Dive Brief:
- A new study from Google on 1,000 mobile users found that 92% of people who researched a product on mobile made a purchase within a day and 76% searching for something visited a related business within a day, according to Ad Week.
- The research found that consumers are primarily using mobile for their daily needs: 96% said they use their phone, 73% said they use their desktop, and only 33% said they use their tablet. 50% use more than one device.
- "What we found in this diary setting is what we've been seeing over the last few years," Lisa Gevelber, Google's vp of marketing, told Adweek, "This shift to mobile is not just a shift in biases—it's a dramatic shift in consumer behavior and in expectations."
Dive Insight:
The shift from desktop to mobile has already happened, according to Google's latest research on mobile consumer behaviors. Smartphones are now the primary device for consumers' daily needs, whether that be searching for a product or a nearby store location. Recent data from Google backs up these results: The internet company found that it is serving more search results to mobile than desktop as of earlier this year.
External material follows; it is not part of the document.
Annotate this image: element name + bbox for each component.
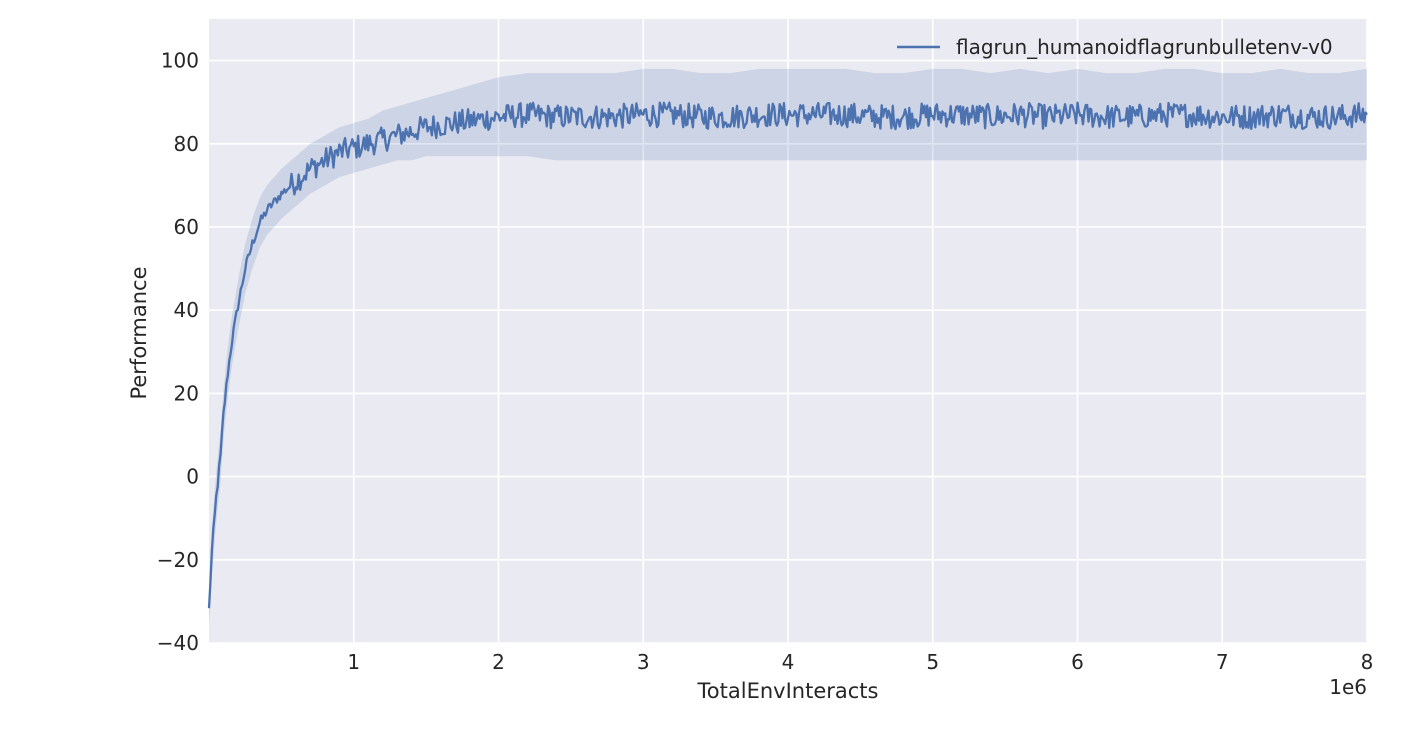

Studies like these only serve to underscore that it’s becoming a mobile-first world for marketers. At the most fundamental level, websites and email have to be mobile-optimized, but the better approach may be designing for mobile from the outset.
But while consumers are spending more time on mobile, marketers are struggling to keep pace. 80% of marketers surveyed by Adobe don't have a mobile strategy in place. According to the survey, 37% of marketers' traffic is coming from mobile and 63% consider the quality of the mobile experience to be more important than the desktop experience.
"Mobile is critical — Google has finally noted that more than half of searches are conducted on mobile, and this will only go up as computing becomes even more ubiquitous," Noah Jessop, head of data for Liquid PCH, told Marketing Dive. "The shift to mobile is only going to increase — and unprepared marketers will be left trying to catch up."